Forza Developer Criticises Project Scorpio
Ashley Allen / 8 years ago
The pre-release buzz for Project Scorpio – Microsoft’s 4K, 6 TFLOPS Xbox One hardware refresh – is continuing unabated in the run-up to its Q4 2017 release, stoked further by the recent reveal of the console’s specifications. Praise from those who have experienced the Scorpio thus far has been universally positive, with some calling the gaming platform “impressive,” a potential rival to PCs (stifle that laughter, Master Racers), and “the most powerful console ever created.” A single dissenting voice has now emerged, though, and from a surprising place.

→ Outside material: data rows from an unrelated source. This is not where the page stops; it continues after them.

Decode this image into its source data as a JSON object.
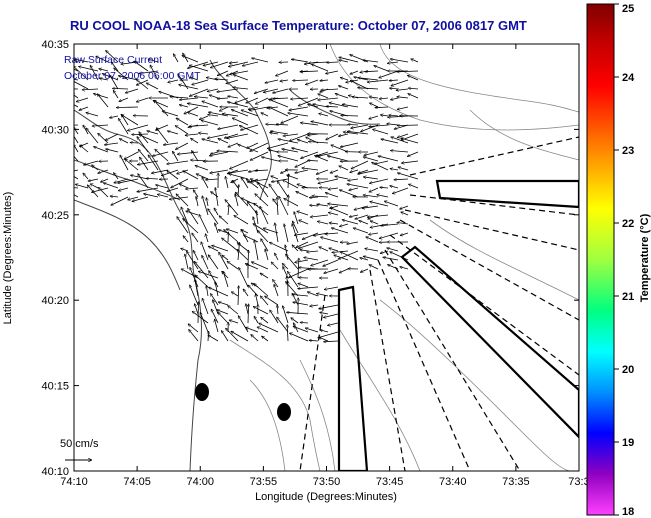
{
  "chart_data": {
    "type": "scatter",
    "title": "RU COOL  NOAA-18  Sea Surface Temperature:  October 07, 2006 0817 GMT",
    "xlabel": "Longitude (Degrees:Minutes)",
    "ylabel": "Latitude (Degrees:Minutes)",
    "x_ticks": [
      "74:10",
      "74:05",
      "74:00",
      "73:55",
      "73:50",
      "73:45",
      "73:40",
      "73:35",
      "73:3"
    ],
    "y_ticks": [
      "40:35",
      "40:30",
      "40:25",
      "40:20",
      "40:15",
      "40:10"
    ],
    "xlim_minutes_west": [
      10,
      -30
    ],
    "ylim_minutes_north": [
      10,
      35
    ],
    "annotations": [
      "Raw Surface Current",
      "October 07, 2006 06:00 GMT"
    ],
    "scale_label": "50 cm/s",
    "colorbar": {
      "label": "Temperature (°C)",
      "ticks": [
        "25",
        "24",
        "23",
        "22",
        "21",
        "20",
        "19",
        "18"
      ],
      "range": [
        18,
        25
      ]
    },
    "markers": [
      {
        "lon_min_west": -1.2,
        "lat_min": 14.2
      },
      {
        "lon_min_west": -6.2,
        "lat_min": 13.3
      }
    ],
    "vector_field_centroid": {
      "lon_min_west": -9,
      "lat_min": 26
    },
    "grid": false,
    "legend": "none"
  }
}
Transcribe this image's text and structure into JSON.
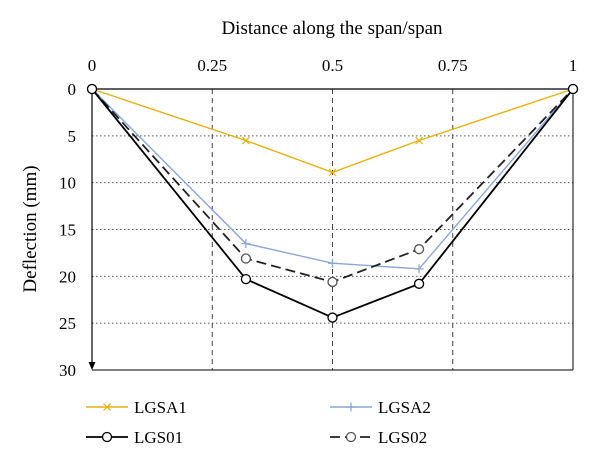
{
  "chart_data": {
    "type": "line",
    "title": "",
    "xlabel": "Distance along the span/span",
    "ylabel": "Deflection (mm)",
    "x_axis_position": "top",
    "y_axis_inverted": true,
    "xlim": [
      0,
      1
    ],
    "ylim": [
      0,
      30
    ],
    "x_ticks": [
      0,
      0.25,
      0.5,
      0.75,
      1
    ],
    "x_tick_labels": [
      "0",
      "0.25",
      "0.5",
      "0.75",
      "1"
    ],
    "y_ticks": [
      0,
      5,
      10,
      15,
      20,
      25,
      30
    ],
    "y_tick_labels": [
      "0",
      "5",
      "10",
      "15",
      "20",
      "25",
      "30"
    ],
    "grid": {
      "vertical": "dashed",
      "horizontal": "dotted"
    },
    "legend_position": "bottom",
    "series": [
      {
        "name": "LGSA1",
        "color": "#E8B10E",
        "line": "solid",
        "marker": "x",
        "x": [
          0,
          0.32,
          0.5,
          0.68,
          1
        ],
        "y": [
          0,
          5.5,
          8.9,
          5.5,
          0
        ]
      },
      {
        "name": "LGSA2",
        "color": "#8EA6D4",
        "line": "solid",
        "marker": "plus",
        "x": [
          0,
          0.32,
          0.5,
          0.68,
          1
        ],
        "y": [
          0,
          16.5,
          18.6,
          19.2,
          0
        ]
      },
      {
        "name": "LGS01",
        "color": "#000000",
        "line": "solid",
        "marker": "circle",
        "x": [
          0,
          0.32,
          0.5,
          0.68,
          1
        ],
        "y": [
          0,
          20.3,
          24.4,
          20.8,
          0
        ]
      },
      {
        "name": "LGS02",
        "color": "#222222",
        "line": "dashed",
        "marker": "circle",
        "x": [
          0,
          0.32,
          0.5,
          0.68,
          1
        ],
        "y": [
          0,
          18.1,
          20.6,
          17.1,
          0
        ]
      }
    ]
  }
}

When the Scorpio’s spec were unveiled in a Digital Foundry exclusive, one of the games demoed on the console was Turn 10’s Forza Motorsport, which ran in native 4K and 60fps. In a follow-up interview with Gamasutra yesterday (17th April), Turn 10 Software Architect Chris Tector spoke candidly about developing for the Scorpio. While Tector has plenty of praise for Microsoft’s hardware, he did call out the console for one critical flaw.
“We didn’t get to the right place with audio hardware. On all of Xbox One. And we were hoping that would improve,” Tector told Gamasutra’s Alex Wawro. “Because that would really open up some CPU headroom for us. I don’t know if I’m calling out something I’m not supposed to! But we do a lot of heavier-weight audio than some other games do, and it means we do a lot of real-time mixing of that. Because the way we generate an engine is more of a simulation based on a whole lot of loops. But it means that we’re modelling the different subcomponents within the car. So not just the engine, it’s actually transmission and an inner cooler and blah blah blah, all these little bits on the engine that we’re building up, and then that’s a final mix on one car. And then we’ve gotta go do it on the next one.”
“So it’s pretty heavyweight, and we have some heavy requirements around that,” Tector added. “But we’ll get there someday.”